Dan Friedkin wearing sunglasses with David Moyes included in a circular inset
Credit: Imago/Hasan Karim – Breaking Media

The Friedkin Group save the sinking ship that was Everton

Everton fans can finally bid farewell to their club’s financial woes over the last few years after the 2024-25 accounts were publicised on 31 March, 2026. Everton recorded a club-record turnover of £196.7million and reduced losses by a whopping 84 per cent, down to £8.6m. While the Blues have now recorded losses for eight consecutive years, Premier League stability, the move to Hill Dickinson Stadium and a potential foray into European football next term suggest that run will soon end.

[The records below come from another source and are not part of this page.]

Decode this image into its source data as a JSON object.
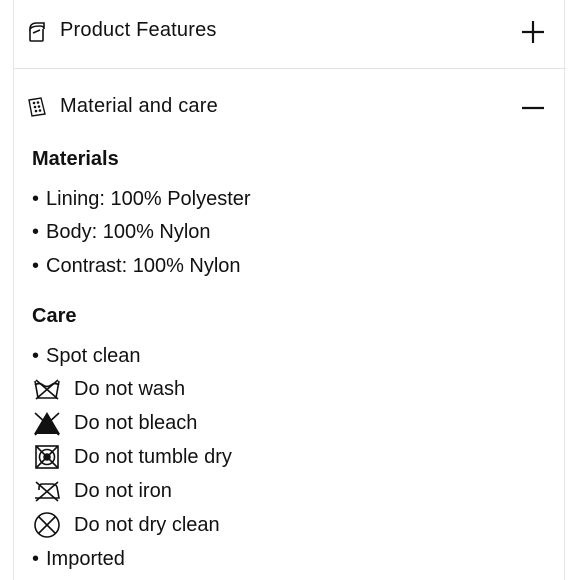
{
  "accordion": {
    "product_features": {
      "title": "Product Features",
      "toggle": "plus-icon"
    },
    "material_care": {
      "title": "Material and care",
      "toggle": "minus-icon"
    }
  },
  "materials": {
    "heading": "Materials",
    "items": [
      "Lining: 100% Polyester",
      "Body: 100% Nylon",
      "Contrast: 100% Nylon"
    ]
  },
  "care": {
    "heading": "Care",
    "items": [
      {
        "text": "Spot clean",
        "icon": "bullet"
      },
      {
        "text": "Do not wash",
        "icon": "do-not-wash-icon"
      },
      {
        "text": "Do not bleach",
        "icon": "do-not-bleach-icon"
      },
      {
        "text": "Do not tumble dry",
        "icon": "do-not-tumble-dry-icon"
      },
      {
        "text": "Do not iron",
        "icon": "do-not-iron-icon"
      },
      {
        "text": "Do not dry clean",
        "icon": "do-not-dry-clean-icon"
      },
      {
        "text": "Imported",
        "icon": "bullet"
      }
    ]
  }
}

For the 2025-26 cycle, Everton predict that their move away from Goodison Park to Bramley-Moore Dock will raise revenues by 25 per cent, to around £250m.

Everton Financial Status

Financial MetricVerified FigureStatus
Total Turnover (24/25)£196.7mCLUB RECORD
Loss Before Tax (24/25)-£8.6m84% REDUCTION
Revenue Forecast (25/26)+25% GrowthSTADIUM MOVE

*Reflecting 2024/25 fiscal year performance and Friedkin Group projections.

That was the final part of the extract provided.